The chosen algorithm is positional and thus uses positions, position errors, their correlation if known, and proper motions… We produced two separate XM outputs: a BestNeighbour ta- ble which lists each matched Gaia object with its best neighbour and a Neighbourhood table which includes all good neighbours for each matched Gaia object.

Using magnitudes and/or colors can be tricky because

The use of magnitudes and colours requires transformations between photometric systems that are usually based on synthetic photometry of normal stars. While using the magnitudes would help matching most of the objects in a given catalogue, it would probably worsen the matching of many relatively rare but very interesting objects such as variables, peculiar stars, and non- stellar objects. In addition, in many surveys not all objects have a colour (i.e. a fraction of objects may have been detected in one band only)

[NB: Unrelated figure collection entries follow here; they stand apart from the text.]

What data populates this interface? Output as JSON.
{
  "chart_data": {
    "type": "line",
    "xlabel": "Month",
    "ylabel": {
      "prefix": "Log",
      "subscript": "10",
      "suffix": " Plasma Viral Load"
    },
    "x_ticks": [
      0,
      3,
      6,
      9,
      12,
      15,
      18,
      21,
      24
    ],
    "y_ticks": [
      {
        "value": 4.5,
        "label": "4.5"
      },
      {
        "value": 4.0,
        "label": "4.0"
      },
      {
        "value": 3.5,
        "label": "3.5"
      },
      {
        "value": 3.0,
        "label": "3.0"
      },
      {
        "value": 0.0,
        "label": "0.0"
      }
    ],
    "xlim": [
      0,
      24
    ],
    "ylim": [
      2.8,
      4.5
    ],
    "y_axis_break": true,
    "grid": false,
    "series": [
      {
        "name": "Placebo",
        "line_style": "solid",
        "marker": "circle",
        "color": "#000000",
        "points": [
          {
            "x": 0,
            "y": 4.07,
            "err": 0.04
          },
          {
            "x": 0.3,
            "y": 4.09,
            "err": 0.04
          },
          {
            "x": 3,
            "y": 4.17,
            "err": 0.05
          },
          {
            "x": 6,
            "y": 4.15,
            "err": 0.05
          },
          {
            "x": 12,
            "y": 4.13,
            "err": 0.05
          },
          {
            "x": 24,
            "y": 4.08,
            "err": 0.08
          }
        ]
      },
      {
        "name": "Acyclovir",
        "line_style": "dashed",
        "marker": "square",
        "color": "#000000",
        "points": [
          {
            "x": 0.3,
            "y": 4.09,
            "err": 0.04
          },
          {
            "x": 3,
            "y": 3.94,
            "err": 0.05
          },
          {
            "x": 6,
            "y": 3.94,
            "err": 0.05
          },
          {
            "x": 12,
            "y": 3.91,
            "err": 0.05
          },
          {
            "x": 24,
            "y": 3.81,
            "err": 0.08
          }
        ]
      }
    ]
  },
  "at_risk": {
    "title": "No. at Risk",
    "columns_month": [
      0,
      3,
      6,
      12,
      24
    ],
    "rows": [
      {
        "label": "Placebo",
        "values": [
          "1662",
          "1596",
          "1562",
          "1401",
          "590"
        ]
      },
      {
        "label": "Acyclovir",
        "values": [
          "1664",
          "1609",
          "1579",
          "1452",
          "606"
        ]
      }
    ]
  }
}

Important consideration: Many of the possible features can improve matching of generic objects at the cost of poor matching for peculiar objects. My guess is that we will deal with many ‘peculiar’ objects..?


Possible option:

Gaia uses:

  1. Gaia pre-computed cross-match: details The algorithm we prepared makes use of a plane-sweep technique which requires the catalogues to be sorted by declination, implies the definition of an active list of objects in the external catalogue for each Gaia object, and allows the input data to be read only once, thus making the XM computation faster… In addition, we used a filter and refine technique: a first filter is defined by a large radius centred on a given Gaia object and is used to select neighbours and calculate the local surface density, while a second filter is used to select good neighbours among neighbours… The selection of the best neighbour among good neighbours is based on a figure of merit.

Figure of merit:

The figure of merit (FoM) we used evaluates the ratio between two opposite models/hypotheses, the counterpart candidate (i.e. the good neighbour) is a match or it is found by chance.